I had not thought of windowpaning the dough. Is that how you tell whether the gluten is adequately developed?
Yes. Dough can be a long way from optimal gluten development even once it achieves some coherence in the bowl.
As to degassing, I thought I was supposed to keep as many much air in as possible, just work out the biggest air bubbles.
I didn’t look at the recipe and it might well say that; many of them do. Still, that’s usually something that’s applied to an artisan type loaf, not something you bake in a loaf pan where you’re not really after large holes. One of the reasons we “punch down” the dough is to redistribute the yeast food so that they can keep producing CO2.
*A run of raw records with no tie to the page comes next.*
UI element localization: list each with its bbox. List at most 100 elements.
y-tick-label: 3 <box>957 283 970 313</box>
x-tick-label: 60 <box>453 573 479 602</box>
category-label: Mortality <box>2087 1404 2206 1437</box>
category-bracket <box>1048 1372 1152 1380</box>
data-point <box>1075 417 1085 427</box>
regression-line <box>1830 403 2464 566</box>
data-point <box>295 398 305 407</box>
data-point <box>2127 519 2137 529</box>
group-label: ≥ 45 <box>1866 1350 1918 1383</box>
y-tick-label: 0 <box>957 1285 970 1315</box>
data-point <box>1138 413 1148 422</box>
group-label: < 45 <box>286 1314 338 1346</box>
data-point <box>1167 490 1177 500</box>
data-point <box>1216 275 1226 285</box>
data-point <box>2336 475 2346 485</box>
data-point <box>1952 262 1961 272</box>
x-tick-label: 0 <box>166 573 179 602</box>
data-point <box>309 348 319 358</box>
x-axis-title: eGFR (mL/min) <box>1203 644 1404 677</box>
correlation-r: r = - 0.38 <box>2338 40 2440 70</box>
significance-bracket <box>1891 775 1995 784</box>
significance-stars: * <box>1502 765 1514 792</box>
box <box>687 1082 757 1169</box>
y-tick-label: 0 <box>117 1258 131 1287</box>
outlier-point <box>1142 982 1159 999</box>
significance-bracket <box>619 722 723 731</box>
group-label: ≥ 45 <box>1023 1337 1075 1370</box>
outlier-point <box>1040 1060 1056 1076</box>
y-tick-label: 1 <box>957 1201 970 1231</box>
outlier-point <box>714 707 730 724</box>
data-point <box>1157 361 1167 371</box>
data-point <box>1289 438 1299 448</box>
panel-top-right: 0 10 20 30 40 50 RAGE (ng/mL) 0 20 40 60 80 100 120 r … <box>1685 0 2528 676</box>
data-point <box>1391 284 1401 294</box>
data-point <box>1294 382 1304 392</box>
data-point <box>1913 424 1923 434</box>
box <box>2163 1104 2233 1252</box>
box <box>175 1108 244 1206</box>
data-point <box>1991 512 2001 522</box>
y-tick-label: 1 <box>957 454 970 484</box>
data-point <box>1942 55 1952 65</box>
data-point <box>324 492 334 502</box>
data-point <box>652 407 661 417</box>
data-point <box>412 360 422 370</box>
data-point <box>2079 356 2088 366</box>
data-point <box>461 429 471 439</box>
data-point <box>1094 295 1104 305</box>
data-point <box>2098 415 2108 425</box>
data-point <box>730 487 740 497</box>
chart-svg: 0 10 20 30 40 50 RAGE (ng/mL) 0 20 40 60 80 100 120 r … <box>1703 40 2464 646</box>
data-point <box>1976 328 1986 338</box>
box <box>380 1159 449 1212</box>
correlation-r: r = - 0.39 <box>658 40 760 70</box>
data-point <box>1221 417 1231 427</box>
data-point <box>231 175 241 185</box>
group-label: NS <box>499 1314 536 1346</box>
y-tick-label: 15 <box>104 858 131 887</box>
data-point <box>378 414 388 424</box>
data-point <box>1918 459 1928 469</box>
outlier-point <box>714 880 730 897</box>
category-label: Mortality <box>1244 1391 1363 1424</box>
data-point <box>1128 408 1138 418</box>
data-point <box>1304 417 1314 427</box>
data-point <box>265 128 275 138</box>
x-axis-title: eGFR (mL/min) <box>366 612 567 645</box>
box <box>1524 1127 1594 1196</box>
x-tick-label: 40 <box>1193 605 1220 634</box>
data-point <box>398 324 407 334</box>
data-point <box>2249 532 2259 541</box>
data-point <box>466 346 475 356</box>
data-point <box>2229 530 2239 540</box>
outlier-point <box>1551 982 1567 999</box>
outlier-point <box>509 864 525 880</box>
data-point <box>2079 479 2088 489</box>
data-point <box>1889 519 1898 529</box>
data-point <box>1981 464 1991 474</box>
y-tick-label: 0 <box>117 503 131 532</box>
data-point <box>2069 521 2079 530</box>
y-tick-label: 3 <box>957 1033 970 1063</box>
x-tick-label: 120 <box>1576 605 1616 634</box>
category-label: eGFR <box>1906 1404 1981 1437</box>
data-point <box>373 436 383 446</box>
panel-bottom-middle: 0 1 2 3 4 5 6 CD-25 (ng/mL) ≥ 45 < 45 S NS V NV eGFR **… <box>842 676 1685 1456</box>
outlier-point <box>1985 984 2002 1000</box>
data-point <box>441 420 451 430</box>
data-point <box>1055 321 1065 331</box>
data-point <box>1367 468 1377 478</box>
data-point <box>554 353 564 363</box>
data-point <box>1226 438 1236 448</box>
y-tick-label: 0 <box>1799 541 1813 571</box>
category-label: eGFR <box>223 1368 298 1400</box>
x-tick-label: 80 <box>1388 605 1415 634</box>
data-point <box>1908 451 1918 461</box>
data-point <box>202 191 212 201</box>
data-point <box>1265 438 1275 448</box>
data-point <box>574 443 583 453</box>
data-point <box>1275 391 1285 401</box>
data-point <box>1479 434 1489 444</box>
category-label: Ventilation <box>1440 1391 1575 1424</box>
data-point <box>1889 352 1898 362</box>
Edit: Took a look at the recipe and she mentions “deflating and folding the dough”, so there is some amount of degassing expected. Still, she cautions the baker to “maintain as many of the air bubbles as possible.” I think what she means here is don’t overdo it. Even for the artisan types loaves, when you watch videos of the professionals, they still take a firm hand to the dough to eliminate large air bubbles.
Regardless, the first thing I’d check is your gluten development. Rose calls for as much as 10 minutes on #4 in a KitchenAid, which is a pretty long time. (KA says don’t go over 2, BTW) If the dough is sticking to the bowl, then even that might not be enough. That’s why a gluten window would be a good check on this progress.